Even for a man who has broken all the rules of American politics, the gamble that Donald Trump is taking this summer and fall, beginning this week in Ohio, is astonishing.
The U.S. President waded into the last special election of the season during a rally on Saturday night, saying he needed more Republicans in Congress – a precursor to a full-throttle effort for the fall midterm elections that Mr. Trump says will have him on the campaign trail ‘’six or seven days a week.’’
The danger for the President in an Ohio riding that the Republican congressional candidate carried by a landslide 67 per cent in 2016, and that Mr. Trump himself carried by 11 percentage points, is that a defeat there would embolden Democrats who are hoping to build a ‘’blue wave’’ to take over the House of Representatives – a development that could lead to Mr. Trump’s impeachment. And with a poll last week showing the race, between Republican Troy Balderson and Democrat Danny O’Connor, a virtual tie, Mr. Trump’s involvement ahead of the Tuesday vote has both special potential and special peril.
The district includes the state capital of Columbus and the Ohio State University, and the area’s voters are unusually politically sophisticated and wealthier than those in Ohio’s 15 other ridings. Neither the names of Mr. Trump, reviled by Democrats, nor former House Speaker Nancy Pelosi, a special target of opprobrium among Republicans, are on the ballot – but their names are on the lips of the candidates, giving this contest the air of a referendum on national politics, and on Mr. Trump in particular.
Other presidents who transformed American politics – Woodrow Wilson, Franklin Roosevelt and Ronald Reagan – have tried what Mr. Trump is doing, running a highly visible, and highly risky, campaign to elect political allies to the Congress. Each of his predecessors failed miserably – and suffered substantial consequences.
Mr. Wilson’s Democrats lost control of the Senate, dooming his dream to win American admission to the League of Nations that he largely designed himself. FDR’s Democrats also were repudiated, losing 71 House seats, ruining his plan to purge his party of conservatives, and making it impossible for him to extend his New Deal agenda. Mr. Reagan’s Republicans lost 26 seats, erasing the gains the GOP had made on the strength of the 40th president’s victory over Jimmy Carter two years earlier and stymying efforts to make the Republicans the natural party of government in the 1980s.
There is one important peculiarity in this contest in central Ohio: Mr. Balderson has the strong support both of Mr. Trump and of Governor John Kasich. Mr. Kasich, who ran against Mr. Trump in 2016, remains a bitter critic of the President, and is contemplating a challenge to the President in 2020. The involvement of Mr. Kasich, who for 18 years held the House seat Mr. Balderson seeks, is a reflection of internal Ohio politics: In a television advertisement that began airing last week, Mr. Kasich praised the congressional candidate as ‘’a partner of mine’’ in reducing state taxes ‘’and turning Ohio around.’’

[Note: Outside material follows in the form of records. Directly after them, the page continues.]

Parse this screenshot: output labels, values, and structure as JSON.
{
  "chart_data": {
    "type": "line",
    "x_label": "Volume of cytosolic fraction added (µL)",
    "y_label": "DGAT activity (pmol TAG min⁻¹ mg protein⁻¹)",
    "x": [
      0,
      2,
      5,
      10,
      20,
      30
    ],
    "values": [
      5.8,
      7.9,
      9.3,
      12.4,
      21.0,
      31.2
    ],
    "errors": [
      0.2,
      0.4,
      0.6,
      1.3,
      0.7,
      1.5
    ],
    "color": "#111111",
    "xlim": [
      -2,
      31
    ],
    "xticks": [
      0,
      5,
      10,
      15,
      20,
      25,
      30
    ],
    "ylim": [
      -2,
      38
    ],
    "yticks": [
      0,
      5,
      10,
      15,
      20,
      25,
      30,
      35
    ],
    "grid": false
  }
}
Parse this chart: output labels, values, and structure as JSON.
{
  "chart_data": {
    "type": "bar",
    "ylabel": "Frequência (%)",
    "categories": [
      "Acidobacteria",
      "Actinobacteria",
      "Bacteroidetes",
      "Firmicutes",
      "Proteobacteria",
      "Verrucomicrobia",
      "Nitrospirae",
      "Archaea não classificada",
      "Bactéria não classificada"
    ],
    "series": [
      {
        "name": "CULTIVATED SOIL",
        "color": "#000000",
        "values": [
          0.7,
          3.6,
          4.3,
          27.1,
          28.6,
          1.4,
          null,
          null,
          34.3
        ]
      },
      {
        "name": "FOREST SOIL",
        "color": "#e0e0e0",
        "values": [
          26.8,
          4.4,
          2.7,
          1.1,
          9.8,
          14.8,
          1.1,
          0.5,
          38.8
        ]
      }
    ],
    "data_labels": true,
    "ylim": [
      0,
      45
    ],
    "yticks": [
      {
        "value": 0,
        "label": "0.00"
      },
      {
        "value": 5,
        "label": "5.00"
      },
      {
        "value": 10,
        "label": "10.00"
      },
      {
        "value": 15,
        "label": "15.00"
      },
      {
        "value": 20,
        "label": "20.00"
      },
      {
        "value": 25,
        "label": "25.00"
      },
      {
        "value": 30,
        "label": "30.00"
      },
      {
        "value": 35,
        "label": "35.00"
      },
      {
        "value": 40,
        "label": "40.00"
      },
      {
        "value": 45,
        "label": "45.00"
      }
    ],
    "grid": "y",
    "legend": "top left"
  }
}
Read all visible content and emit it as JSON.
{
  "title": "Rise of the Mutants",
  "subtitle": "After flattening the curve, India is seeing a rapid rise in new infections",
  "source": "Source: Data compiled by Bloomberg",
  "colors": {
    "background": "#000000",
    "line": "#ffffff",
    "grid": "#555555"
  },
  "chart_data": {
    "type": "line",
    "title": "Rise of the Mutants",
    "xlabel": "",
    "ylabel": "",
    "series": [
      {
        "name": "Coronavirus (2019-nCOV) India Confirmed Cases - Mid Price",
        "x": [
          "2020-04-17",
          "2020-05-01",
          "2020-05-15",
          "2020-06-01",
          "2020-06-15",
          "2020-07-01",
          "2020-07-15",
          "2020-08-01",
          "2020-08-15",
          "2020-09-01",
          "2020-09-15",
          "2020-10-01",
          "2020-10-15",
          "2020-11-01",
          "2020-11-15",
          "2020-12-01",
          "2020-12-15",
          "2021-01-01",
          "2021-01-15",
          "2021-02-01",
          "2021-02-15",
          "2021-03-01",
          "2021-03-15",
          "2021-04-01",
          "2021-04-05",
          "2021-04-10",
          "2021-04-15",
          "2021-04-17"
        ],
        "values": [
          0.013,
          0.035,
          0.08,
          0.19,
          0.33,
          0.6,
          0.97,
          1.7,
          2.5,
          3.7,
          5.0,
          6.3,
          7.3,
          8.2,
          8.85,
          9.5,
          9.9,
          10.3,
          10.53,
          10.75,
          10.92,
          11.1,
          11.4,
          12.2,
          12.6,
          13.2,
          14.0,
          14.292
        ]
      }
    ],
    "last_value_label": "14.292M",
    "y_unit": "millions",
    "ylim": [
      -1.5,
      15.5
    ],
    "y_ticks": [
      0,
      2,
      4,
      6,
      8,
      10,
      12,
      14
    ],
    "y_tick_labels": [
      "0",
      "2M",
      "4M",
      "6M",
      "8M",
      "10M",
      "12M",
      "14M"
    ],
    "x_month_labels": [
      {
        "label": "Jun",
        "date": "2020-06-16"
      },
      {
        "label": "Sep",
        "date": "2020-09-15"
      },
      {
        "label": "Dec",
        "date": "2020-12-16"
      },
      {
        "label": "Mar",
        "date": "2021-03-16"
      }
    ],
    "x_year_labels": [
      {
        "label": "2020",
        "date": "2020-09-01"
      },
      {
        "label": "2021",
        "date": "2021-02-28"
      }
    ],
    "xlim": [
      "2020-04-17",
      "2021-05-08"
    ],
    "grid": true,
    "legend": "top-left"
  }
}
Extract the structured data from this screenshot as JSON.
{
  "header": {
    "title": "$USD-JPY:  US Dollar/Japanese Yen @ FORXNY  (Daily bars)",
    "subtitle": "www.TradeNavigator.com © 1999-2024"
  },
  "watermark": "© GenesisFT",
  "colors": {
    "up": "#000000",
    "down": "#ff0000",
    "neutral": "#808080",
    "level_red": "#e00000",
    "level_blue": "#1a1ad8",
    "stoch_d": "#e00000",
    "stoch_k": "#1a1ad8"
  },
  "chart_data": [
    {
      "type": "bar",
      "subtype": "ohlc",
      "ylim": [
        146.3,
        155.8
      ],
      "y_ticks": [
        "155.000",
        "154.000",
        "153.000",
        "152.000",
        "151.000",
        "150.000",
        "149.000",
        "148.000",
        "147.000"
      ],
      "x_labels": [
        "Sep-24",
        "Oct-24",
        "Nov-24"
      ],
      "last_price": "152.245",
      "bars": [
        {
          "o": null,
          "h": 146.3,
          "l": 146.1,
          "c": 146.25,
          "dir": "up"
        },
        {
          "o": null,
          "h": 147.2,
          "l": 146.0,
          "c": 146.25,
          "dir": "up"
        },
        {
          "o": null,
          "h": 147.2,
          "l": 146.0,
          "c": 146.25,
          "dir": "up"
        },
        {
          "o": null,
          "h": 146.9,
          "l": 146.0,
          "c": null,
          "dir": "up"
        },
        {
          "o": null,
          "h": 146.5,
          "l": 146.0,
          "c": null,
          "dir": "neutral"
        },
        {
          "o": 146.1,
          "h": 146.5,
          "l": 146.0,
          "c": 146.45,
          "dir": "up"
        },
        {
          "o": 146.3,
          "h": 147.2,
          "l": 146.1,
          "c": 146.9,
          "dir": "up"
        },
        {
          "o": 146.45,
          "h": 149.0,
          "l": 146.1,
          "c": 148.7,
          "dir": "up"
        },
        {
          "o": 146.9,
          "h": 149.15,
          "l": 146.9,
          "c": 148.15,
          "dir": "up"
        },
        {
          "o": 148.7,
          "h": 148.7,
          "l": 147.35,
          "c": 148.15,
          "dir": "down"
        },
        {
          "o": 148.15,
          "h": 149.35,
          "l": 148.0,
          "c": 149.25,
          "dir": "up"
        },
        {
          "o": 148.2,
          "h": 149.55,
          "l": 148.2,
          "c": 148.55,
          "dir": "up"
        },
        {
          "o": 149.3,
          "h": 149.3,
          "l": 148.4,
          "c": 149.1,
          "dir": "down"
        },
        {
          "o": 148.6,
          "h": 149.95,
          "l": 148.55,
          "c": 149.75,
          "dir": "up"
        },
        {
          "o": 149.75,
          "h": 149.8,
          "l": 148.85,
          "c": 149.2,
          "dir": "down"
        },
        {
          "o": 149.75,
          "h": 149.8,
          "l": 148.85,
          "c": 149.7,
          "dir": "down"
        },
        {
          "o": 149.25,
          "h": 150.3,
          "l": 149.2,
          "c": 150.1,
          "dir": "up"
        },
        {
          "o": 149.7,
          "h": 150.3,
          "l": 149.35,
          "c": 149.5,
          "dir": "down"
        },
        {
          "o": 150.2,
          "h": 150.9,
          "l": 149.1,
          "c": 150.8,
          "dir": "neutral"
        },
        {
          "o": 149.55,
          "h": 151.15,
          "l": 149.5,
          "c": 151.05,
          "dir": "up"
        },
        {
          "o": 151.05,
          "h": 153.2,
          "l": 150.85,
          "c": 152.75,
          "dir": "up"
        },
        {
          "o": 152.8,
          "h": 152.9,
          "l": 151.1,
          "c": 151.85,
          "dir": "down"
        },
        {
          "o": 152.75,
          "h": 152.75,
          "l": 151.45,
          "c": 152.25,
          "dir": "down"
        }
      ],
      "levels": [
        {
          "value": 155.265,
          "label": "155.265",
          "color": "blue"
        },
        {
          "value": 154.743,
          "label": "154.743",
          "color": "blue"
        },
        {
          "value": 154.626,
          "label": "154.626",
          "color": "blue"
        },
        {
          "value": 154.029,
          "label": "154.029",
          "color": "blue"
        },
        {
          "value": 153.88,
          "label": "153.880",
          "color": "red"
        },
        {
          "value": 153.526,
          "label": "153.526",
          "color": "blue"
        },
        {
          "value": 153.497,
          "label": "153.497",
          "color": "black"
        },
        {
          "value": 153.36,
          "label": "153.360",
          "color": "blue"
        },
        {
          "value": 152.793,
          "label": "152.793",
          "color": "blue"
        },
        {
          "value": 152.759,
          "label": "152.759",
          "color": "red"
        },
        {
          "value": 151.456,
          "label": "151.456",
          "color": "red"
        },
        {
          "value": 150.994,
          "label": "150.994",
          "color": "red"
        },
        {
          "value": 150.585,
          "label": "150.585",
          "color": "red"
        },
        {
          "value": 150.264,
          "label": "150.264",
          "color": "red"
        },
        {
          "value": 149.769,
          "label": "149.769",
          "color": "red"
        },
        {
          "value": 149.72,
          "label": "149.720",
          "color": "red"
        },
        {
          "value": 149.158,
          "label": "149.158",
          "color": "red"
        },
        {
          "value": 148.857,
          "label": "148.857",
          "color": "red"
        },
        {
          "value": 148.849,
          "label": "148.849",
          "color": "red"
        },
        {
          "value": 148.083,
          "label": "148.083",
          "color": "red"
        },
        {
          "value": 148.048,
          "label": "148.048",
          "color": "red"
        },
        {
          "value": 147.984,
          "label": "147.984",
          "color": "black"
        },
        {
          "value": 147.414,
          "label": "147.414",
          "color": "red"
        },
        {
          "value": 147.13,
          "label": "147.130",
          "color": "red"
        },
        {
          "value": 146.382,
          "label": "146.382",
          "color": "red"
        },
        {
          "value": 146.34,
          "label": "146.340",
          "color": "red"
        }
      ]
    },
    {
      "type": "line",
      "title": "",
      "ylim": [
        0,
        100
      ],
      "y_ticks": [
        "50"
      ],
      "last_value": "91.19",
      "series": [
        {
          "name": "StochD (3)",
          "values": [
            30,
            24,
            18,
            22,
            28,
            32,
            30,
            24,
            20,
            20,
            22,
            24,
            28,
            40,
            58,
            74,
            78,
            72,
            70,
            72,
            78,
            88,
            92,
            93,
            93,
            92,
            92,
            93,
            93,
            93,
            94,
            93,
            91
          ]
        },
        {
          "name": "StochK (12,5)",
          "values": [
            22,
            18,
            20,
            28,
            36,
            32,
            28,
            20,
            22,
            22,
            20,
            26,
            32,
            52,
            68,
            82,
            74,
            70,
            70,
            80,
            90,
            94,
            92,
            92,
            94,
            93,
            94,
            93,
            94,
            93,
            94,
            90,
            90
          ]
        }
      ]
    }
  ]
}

For his part, Mr. O’Connor is a traditional moderate Democrat, without the more liberal views on health care and free university education that helped Alexandria Ocasio-Cortez win an important New York primary earlier this summer and catapult her to national prominence. He is engaged to a Republican woman and is aiming his appeal to the political independents who may hold the balance of power in Tuesday’s balloting.
By jumping into the race in Ohio – and by plunging into the contest on the last weekend of campaigning – Mr. Trump is taking special risks.
If Mr. Balderson wins, Democrats and commentators will very likely dismiss his victory as the logical result in a riding that is unequivocally Republican. But if Mr. Balderson is defeated, Mr. Trump and the Republicans will be on the defensive, having lost a seat that Republican Representative Pat Tiberi, who resigned to become president of the Ohio Business Roundtable, held for 16 years.
The link between Mr. Balderson and Mr. Trump was on full display Saturday night, when the President hailed him as ‘’really tough’’ and ‘’really smart.’’ The link between Mr. O’Connor and Ms. Pelosi, one of the principal themes of Republican advertisements, is tenuous, for although the President claimed Mr. O’Connor would be “a puppet of Nancy Pelosi,” the Democratic candidate has pledged not to support the veteran California lawmaker for speaker if the Democrats retake the House in November.
This special election is a curtain-raiser to far more important contests in the fall for two reasons. The first is that it is but the appetizer to the political entree in November, when all 435 House seats and a third of the Senate are up for grabs in the broader midterm congressional elections. The second is a special feature of this contest: Regardless of who wins, the two men will compete for the seat again three months from now.